The Boyd report, commissioned by the Department of Energy, has not been published by the Government, and the Department of Trade and Industry has refused to discuss its conclusions. But leaks of drafts of its recommendations suggest that British Coal could cut costs drastically - and secure a large, long-term market for coal - by adopting US and Australian mining techniques.
In its submission to the Trade and Industry Select Committee, the Union of Democratic Mineworkers said: 'When John Wakeham, as the minister responsible, created the 'dash for gas' he did not take into account the coal industry's ever-improving results. There have been vast increases in productivity in the coal industry which has effectively doubled in the past six years.'
Boyd said mining legislation would need reform and British Coal's management structure would need radical change if overseas standards were to be matched. Since the announcement on 13 October of 31 pit closures, consultants acting for US and Australian mining companies have calculated that UK pits deemed 'uneconomic' could be profitable under new regimes.

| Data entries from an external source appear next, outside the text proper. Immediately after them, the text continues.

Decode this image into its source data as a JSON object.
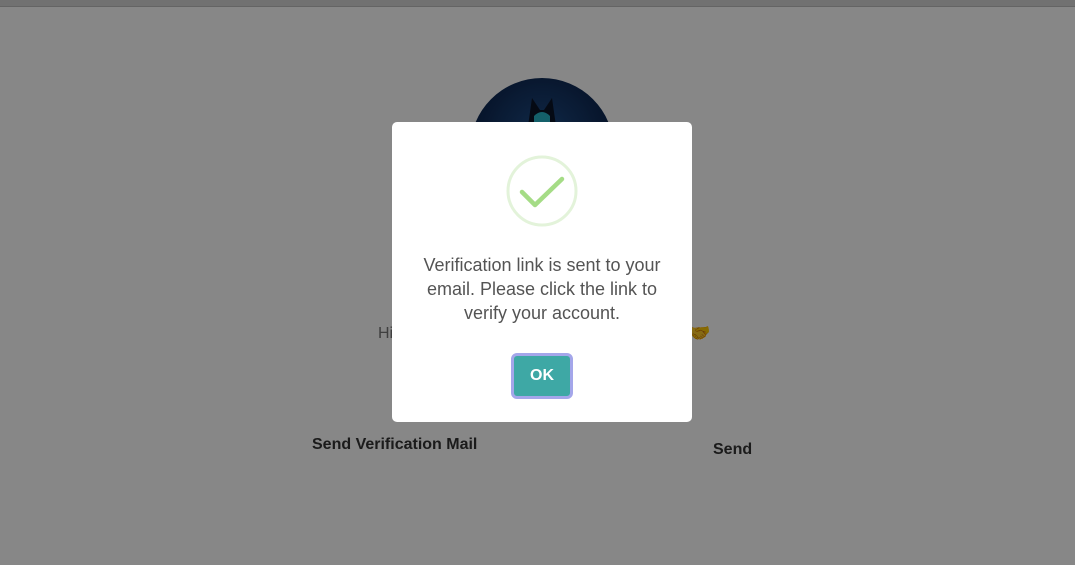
{
  "page": {
    "greeting_text": "Hi",
    "send_verification_label": "Send Verification Mail",
    "send_button_label": "Send",
    "emoji_icon": "handshake-emoji-icon"
  },
  "modal": {
    "icon": "success-checkmark-icon",
    "message": "Verification link is sent to your email. Please click the link to verify your account.",
    "ok_label": "OK"
  },
  "colors": {
    "overlay": "#000000",
    "success_green": "#a5dc86",
    "ok_button": "#3ea8a5",
    "ok_focus_ring": "#a4a6ea"
  }
}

Consultants claim the Government could have encouraged British Coal to begin working toward the pounds 1.15 per gigajoule target, a price at least 10p cheaper than British Coal's best estimates for a much smaller industry. But the Department of Energy pressed Boyd to base its recommendations on the assumptions of only minor changes to working practices and mining regulations.
Boyd revised its calculations to produce a projected average cost of pounds 1.33 per gigajoule. It is now producing a report for the DTI on prospects for 21 of the threatened pits. It is likely to repeat the conclusions of last year's consultancy, from which British Coal emerged as a technologically backward mining corporation, restrained by Government reluctance to reform 40-year-old mining laws.
Abolition of restrictions on working hours to allow six and seven-day production, instead of the existing five-day pattern, could contribute to 20 per cent lower costs, consultants including Boyd have predicted. Several branches of the National Union of Mineworkers - including Shirebrook colliery, Derbyshire - have already suggested different working regimes and welcomed the opportunity to meet Boyd consultants.